Cette villa avait été édifiée par la société C., avec une garantie décennale assurée par la Sté S.
Monsieur D. et Madame I., associés et co-gérants de la SCI R., occupaient le bien en qualité de locataires.
Les 30 octobre et 1er novembre 2010, un événement majeur survient : l'effondrement du mur de soutènement - construit dans les années 1980 - bordant la propriété sur environ 35 mètres.
Cet effondrement affecte également la propriété voisine de Monsieur E., située en contrebas, dont l'accès se trouve alors obstrué par les débris et la terre glissée.
Par arrêté du 30 mars 2011, l'état de catastrophe naturelle est reconnu pour la commune de Mougins concernant les inondations et coulées de boue survenues du 31 octobre au 1er novembre 2010.
Quelles parties sont tenues de réparer les dégâts ?
le vendeur, au titre de la garantie des vices cachés ?
l'assurance habitation, au titre de la garantie catastrophe naturelle ?
le constructeur de la maison et son assureur, au titre de la garantie décennale ? ou de la garantie "responsabilité civile" ?
La Cour statue en se fondant sur l'analyse des responsabilités ou imputabilités retenues par l'Expert Judiciaire dans son rapport. Quatre facteurs étaient à l'origine du sinistre selon l'Expert :
l’intempérie reconnue comme catastrophe naturelle,
un défaut de construction du mur de soutènement,
un défaut d'entretien du mur de soutènement,
l’absence de dispositif de gestion des eaux pluviales sur le terrain, lequel était pourtant exigé par le permis de construire et recommandé par une étude géotechnique, cette dernière étant par ailleurs connue des vendeurs et du constructeur.
La Cour rappelle :
"L'expert conclut que «'la cause déclenchante du sinistre du 1er novembre 2010 est l'abondance des intempéries qui a induit (cause déterminante) en l'absence de tout dispositif de gestion des eaux pluviales sur la propriété de la SCI Robinson (équipement pourtant obligatoire au permis de construire) des poussées hydrostatiques importantes à l'arrière du mur existant manifestement sous-dimensionné (non conforme aux règles de l'art) et sans aucun entretien au cours du temps »
La Cour retient en conséquence :
la responsabilité du vendeur (15 %),
et la responsabilité civile de droit commun du constructeur (85 %).

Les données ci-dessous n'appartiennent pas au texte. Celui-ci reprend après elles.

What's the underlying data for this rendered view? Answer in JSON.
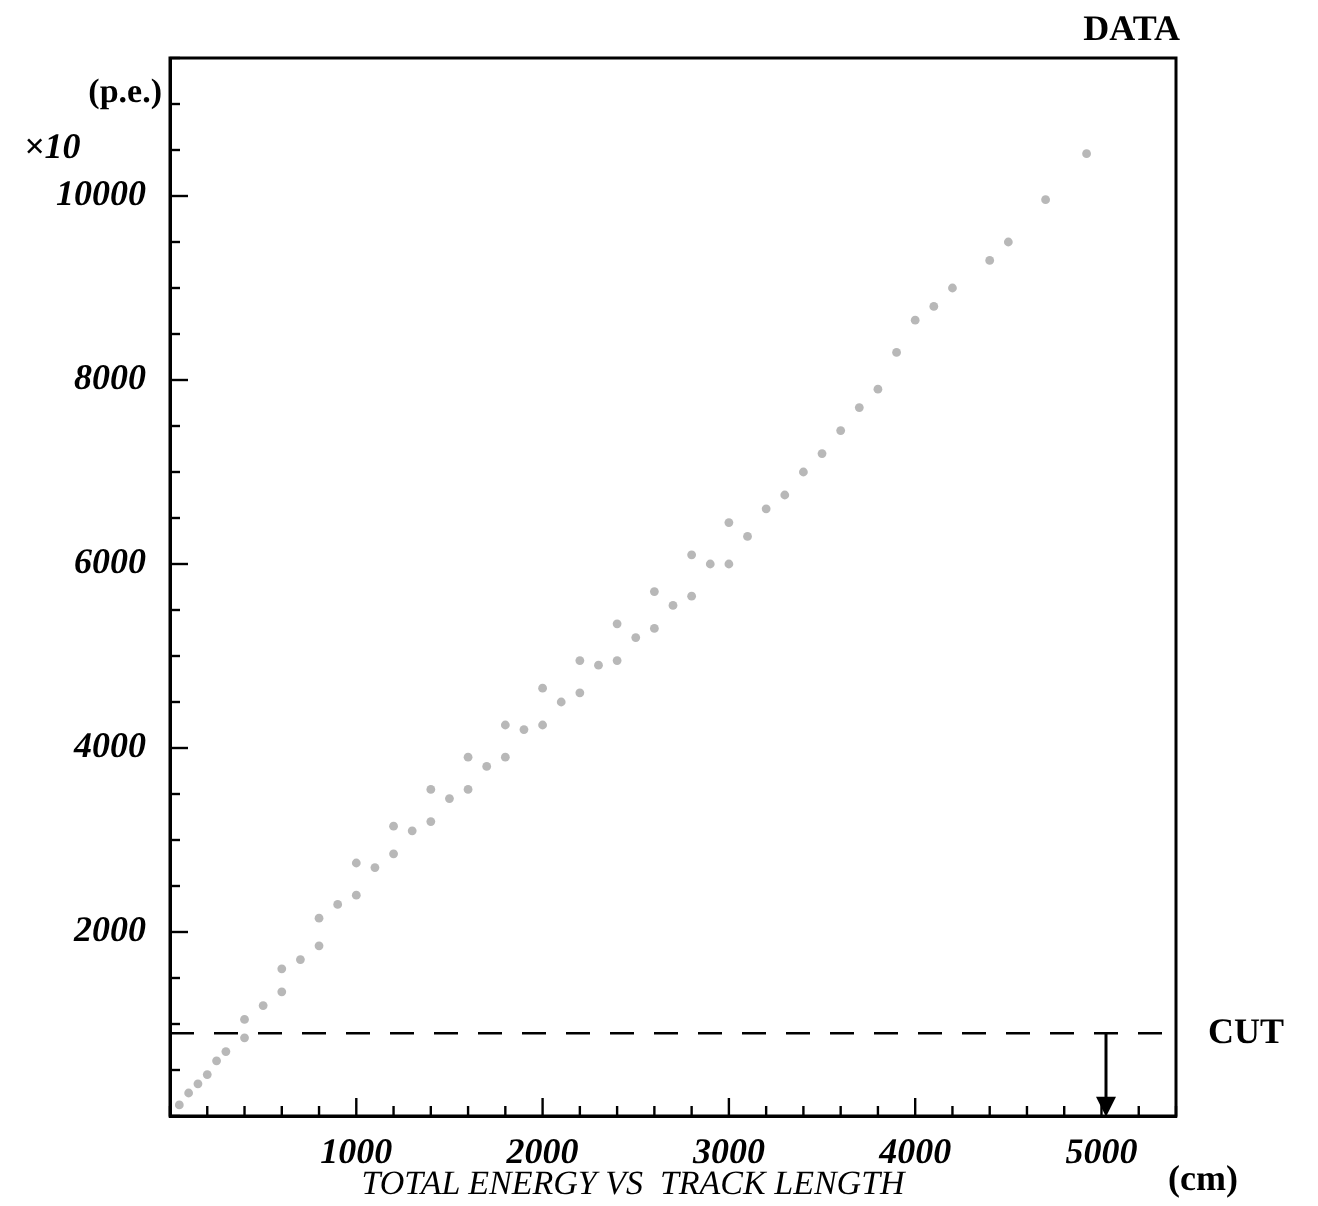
{
  "chart_data": {
    "type": "scatter",
    "title": "DATA",
    "xlabel": "(cm)",
    "ylabel": "(p.e.)",
    "annotations": [
      "×10",
      "TOTAL ENERGY VS  TRACK LENGTH"
    ],
    "xlim": [
      0,
      5400
    ],
    "xticks": [
      {
        "value": 0,
        "label": null
      },
      {
        "value": 200,
        "label": null
      },
      {
        "value": 400,
        "label": null
      },
      {
        "value": 600,
        "label": null
      },
      {
        "value": 800,
        "label": null
      },
      1000,
      {
        "value": 1200,
        "label": null
      },
      {
        "value": 1400,
        "label": null
      },
      {
        "value": 1600,
        "label": null
      },
      {
        "value": 1800,
        "label": null
      },
      2000,
      {
        "value": 2200,
        "label": null
      },
      {
        "value": 2400,
        "label": null
      },
      {
        "value": 2600,
        "label": null
      },
      {
        "value": 2800,
        "label": null
      },
      3000,
      {
        "value": 3200,
        "label": null
      },
      {
        "value": 3400,
        "label": null
      },
      {
        "value": 3600,
        "label": null
      },
      {
        "value": 3800,
        "label": null
      },
      4000,
      {
        "value": 4200,
        "label": null
      },
      {
        "value": 4400,
        "label": null
      },
      {
        "value": 4600,
        "label": null
      },
      {
        "value": 4800,
        "label": null
      },
      5000,
      {
        "value": 5200,
        "label": null
      },
      {
        "value": 5400,
        "label": null
      }
    ],
    "ylim": [
      0,
      11500
    ],
    "yticks": [
      {
        "value": 0,
        "label": null
      },
      {
        "value": 500,
        "label": null
      },
      {
        "value": 1000,
        "label": null
      },
      {
        "value": 1500,
        "label": null
      },
      2000,
      {
        "value": 2500,
        "label": null
      },
      {
        "value": 3000,
        "label": null
      },
      {
        "value": 3500,
        "label": null
      },
      4000,
      {
        "value": 4500,
        "label": null
      },
      {
        "value": 5000,
        "label": null
      },
      {
        "value": 5500,
        "label": null
      },
      6000,
      {
        "value": 6500,
        "label": null
      },
      {
        "value": 7000,
        "label": null
      },
      {
        "value": 7500,
        "label": null
      },
      8000,
      {
        "value": 8500,
        "label": null
      },
      {
        "value": 9000,
        "label": null
      },
      {
        "value": 9500,
        "label": null
      },
      10000,
      {
        "value": 10500,
        "label": null
      },
      {
        "value": 11000,
        "label": null
      },
      {
        "value": 11500,
        "label": null
      }
    ],
    "marker": "circle",
    "ref_lines": [
      {
        "axis": "y",
        "value": 900,
        "label": "CUT",
        "line_style": "dashed",
        "color": "#000000"
      }
    ],
    "series": [
      {
        "color": "#b8b8b8",
        "x": [
          50,
          100,
          150,
          200,
          250,
          300,
          400,
          400,
          500,
          600,
          600,
          700,
          800,
          800,
          900,
          1000,
          1000,
          1100,
          1200,
          1200,
          1300,
          1400,
          1400,
          1500,
          1600,
          1600,
          1700,
          1800,
          1800,
          1900,
          2000,
          2000,
          2100,
          2200,
          2200,
          2300,
          2400,
          2400,
          2500,
          2600,
          2600,
          2700,
          2800,
          2800,
          2900,
          3000,
          3000,
          3100,
          3200,
          3300,
          3400,
          3500,
          3600,
          3700,
          3800,
          3900,
          4000,
          4100,
          4200,
          4400,
          4500,
          4700,
          4920
        ],
        "values": [
          120,
          250,
          350,
          450,
          600,
          700,
          850,
          1050,
          1200,
          1350,
          1600,
          1700,
          1850,
          2150,
          2300,
          2400,
          2750,
          2700,
          2850,
          3150,
          3100,
          3200,
          3550,
          3450,
          3550,
          3900,
          3800,
          3900,
          4250,
          4200,
          4250,
          4650,
          4500,
          4600,
          4950,
          4900,
          4950,
          5350,
          5200,
          5300,
          5700,
          5550,
          5650,
          6100,
          6000,
          6000,
          6450,
          6300,
          6600,
          6750,
          7000,
          7200,
          7450,
          7700,
          7900,
          8300,
          8650,
          8800,
          9000,
          9300,
          9500,
          9960,
          10460
        ]
      }
    ]
  }
}
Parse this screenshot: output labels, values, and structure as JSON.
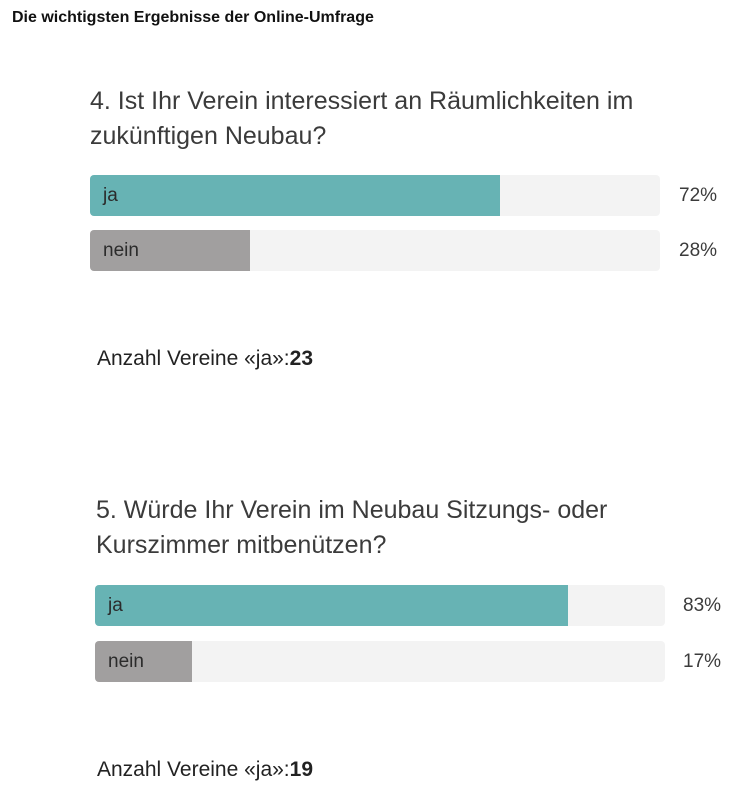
{
  "header": "Die wichtigsten Ergebnisse der Online-Umfrage",
  "chart_data": [
    {
      "type": "bar",
      "title": "4. Ist Ihr Verein interessiert an Räumlichkeiten im zukünftigen Neubau?",
      "categories": [
        "ja",
        "nein"
      ],
      "values": [
        72,
        28
      ],
      "value_labels": [
        "72%",
        "28%"
      ],
      "ylim": [
        0,
        100
      ],
      "colors": [
        "#67b3b4",
        "#a19f9f"
      ],
      "count_label": "Anzahl Vereine «ja»:",
      "count_value": "23"
    },
    {
      "type": "bar",
      "title": "5. Würde Ihr Verein im Neubau Sitzungs- oder Kurszimmer mitbenützen?",
      "categories": [
        "ja",
        "nein"
      ],
      "values": [
        83,
        17
      ],
      "value_labels": [
        "83%",
        "17%"
      ],
      "ylim": [
        0,
        100
      ],
      "colors": [
        "#67b3b4",
        "#a19f9f"
      ],
      "count_label": "Anzahl Vereine «ja»:",
      "count_value": "19"
    }
  ]
}
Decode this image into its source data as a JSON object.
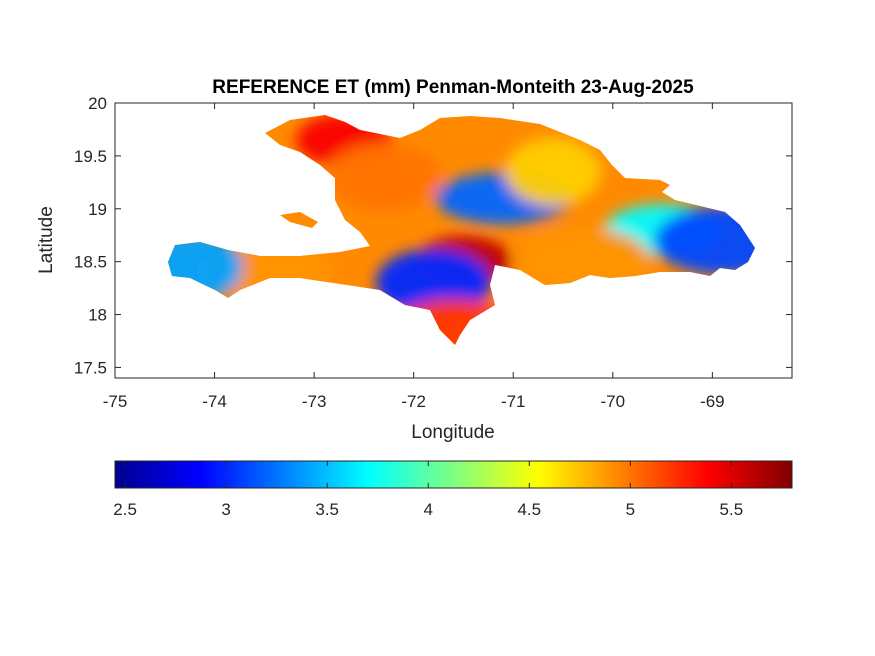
{
  "chart_data": {
    "type": "heatmap",
    "title": "REFERENCE ET (mm) Penman-Monteith 23-Aug-2025",
    "xlabel": "Longitude",
    "ylabel": "Latitude",
    "xlim": [
      -75,
      -68.2
    ],
    "ylim": [
      17.4,
      20
    ],
    "x_ticks": [
      -75,
      -74,
      -73,
      -72,
      -71,
      -70,
      -69
    ],
    "x_tick_labels": [
      "-75",
      "-74",
      "-73",
      "-72",
      "-71",
      "-70",
      "-69"
    ],
    "y_ticks": [
      17.5,
      18,
      18.5,
      19,
      19.5,
      20
    ],
    "y_tick_labels": [
      "17.5",
      "18",
      "18.5",
      "19",
      "19.5",
      "20"
    ],
    "grid": false,
    "colormap": "jet",
    "colorbar": {
      "orientation": "horizontal",
      "placement": "below",
      "range": [
        2.45,
        5.8
      ],
      "ticks": [
        2.5,
        3,
        3.5,
        4,
        4.5,
        5,
        5.5
      ],
      "tick_labels": [
        "2.5",
        "3",
        "3.5",
        "4",
        "4.5",
        "5",
        "5.5"
      ]
    },
    "regions": [
      {
        "lon": -72.7,
        "lat": 19.65,
        "value": 5.4
      },
      {
        "lon": -72.3,
        "lat": 19.3,
        "value": 5.0
      },
      {
        "lon": -71.1,
        "lat": 19.1,
        "value": 3.2
      },
      {
        "lon": -70.6,
        "lat": 19.35,
        "value": 4.7
      },
      {
        "lon": -69.5,
        "lat": 18.8,
        "value": 3.7
      },
      {
        "lon": -68.9,
        "lat": 18.7,
        "value": 3.1
      },
      {
        "lon": -71.5,
        "lat": 18.5,
        "value": 5.6
      },
      {
        "lon": -71.8,
        "lat": 18.3,
        "value": 3.0
      },
      {
        "lon": -73.5,
        "lat": 18.4,
        "value": 4.9
      },
      {
        "lon": -74.2,
        "lat": 18.45,
        "value": 3.4
      },
      {
        "lon": -71.6,
        "lat": 17.9,
        "value": 5.2
      },
      {
        "lon": -70.3,
        "lat": 18.5,
        "value": 4.9
      }
    ]
  }
}
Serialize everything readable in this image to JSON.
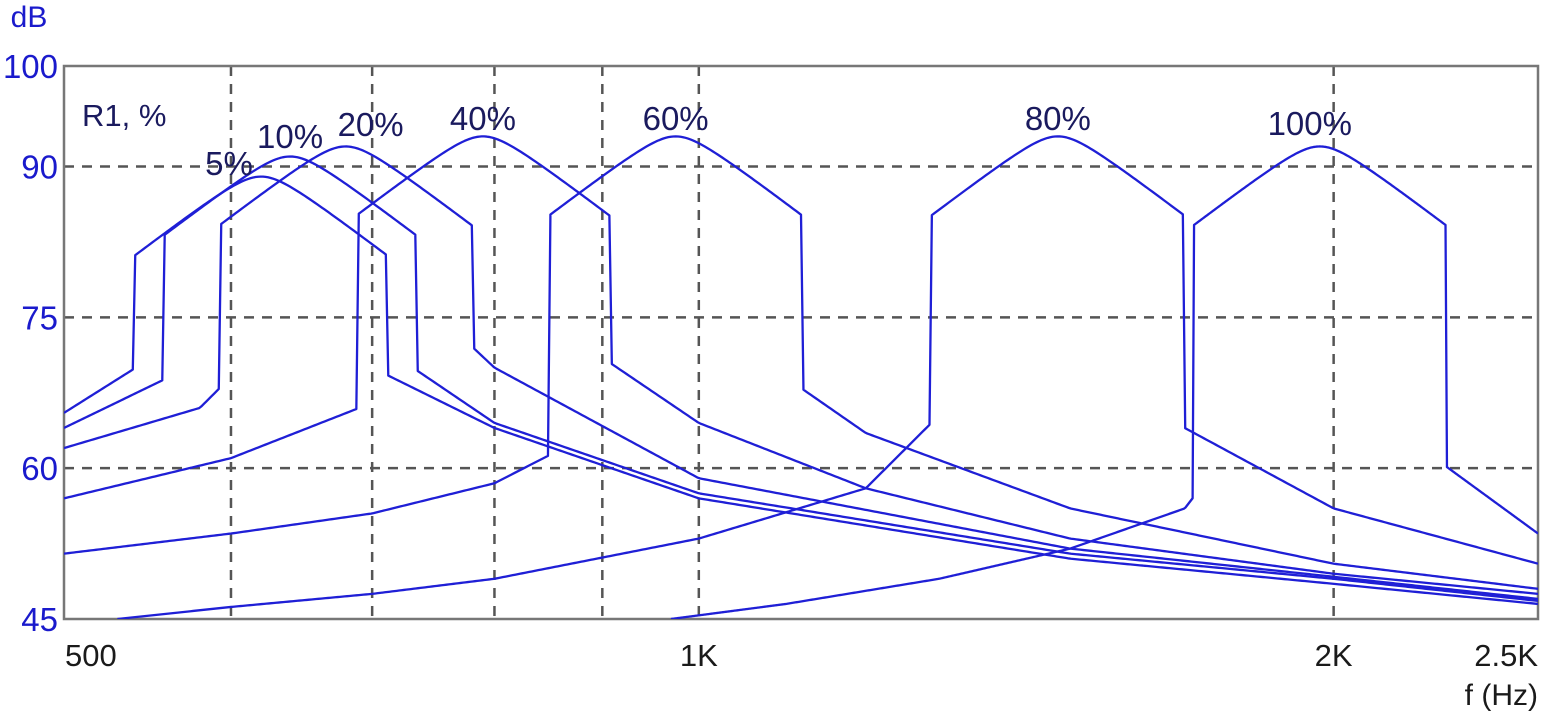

Le vendeur est tenu de garantir le sinistre, au titre de la garantie des vices cachés.
En premier lieu, la Cour d'Appel condamne les vendeurs, sur le fondement de la garantie des vices cachés (article 1641 du Code Civil), écartant la clause élusive de l'acte de vente, car il était établi qu'ils avaient eu connaissance de l'absence de dispositif de gestion des eaux pluviales sur le terrain.
L’expertise judiciaire avait mis en lumière l’absence totale de dispositif de gestion des eaux pluviales et la non-conformité du système d’assainissement, pourtant préconisés par le bureau d’études G. dès 2004.
La Cour souligne que ce sont ses défauts, non apparents à l’achat, qui ont conduit à l’effondrement du mur en 2010.
La Cour d’appel retient que les époux [F], maîtres d’ouvrage, avaient connaissance du rapport d’étude et de ses préconisations avant la vente, mais n’ont pas fait réaliser les travaux ni informé les acquéreurs de ces manquements.
Elle en déduit leur mauvaise foi, condition qui rend inopérante la clause de non-garantie des vices cachés figurant à l’acte de vente.
Ainsi, conformément à la jurisprudence constante, la Cour écarte la clause exonératoire au motif que le vendeur ne peut se prévaloir d’une stipulation protectrice s’il a sciemment dissimulé le vice.
In fine, les vendeurs sont tenus de prendre en charge 15 % du coût du sinistre, pour les motifs ici synthétisés :

Le constructeur et son assureur, sont également tenus de réparer le sinistre, sur le fondement de la responsabilité civile de droit commun.
La Cour retient qu'il :"appartenait donc à la société C., seule intervenante sur le chantier des époux [F] et en l'absence de maître d'œuvre, de s'assurer, notamment lors de la signature du procès-verbal de réception, que l'ensemble des prescriptions figurant au permis de construire avaient été respectées et pour le moins d'informer les époux [F] des risques encourus, au vu des conclusions du rapport du BET G. du fait de l'absence de dispositif de gestion des eaux pluviales."
Elle ajoute : "L'expert précise d'ailleurs sur ce point, que la société C. a présenté un procès-verbal de réception sans réserve « sans même préciser qu'un élément de sécurité indispensable et obligatoire et de ce fait indissociable de l'acte de bâtir la villa n'avait pas été réalisé (gestion des eaux pluviales) ni même préciser que le dispositif d'assainissement des eaux usées (réalisé par la société S.) était non conforme aux règles de l'art ».
Le constructeur et son assureur sont tenus de prendre en charge 85 % du coût du sinistre, pour les motifs ici synthétisés :

Le sinistre ayant touché un ouvrage non construit par le constructeur de la maison (le mur de soutènement), l'assureur couvrant la garantie décennale est mis hors de cause, et est condamné l'assureur couvrant la RC du constructeur à l'époque de la réclamation.
Le recours contre l'assurance de catastrophe naturelle n'est pas véritablement examiné car il est jugé prescrit.
La garantie aurait pu s'appliquer si la Cour avait suivi l'avis de l'Expert Judiciaire, ayant retenu que la cause déterminante du sinistre était bien l'évènement climatique reconnu catastrophe naturelle, en application de l'article L.125-1 du Code des Assurances.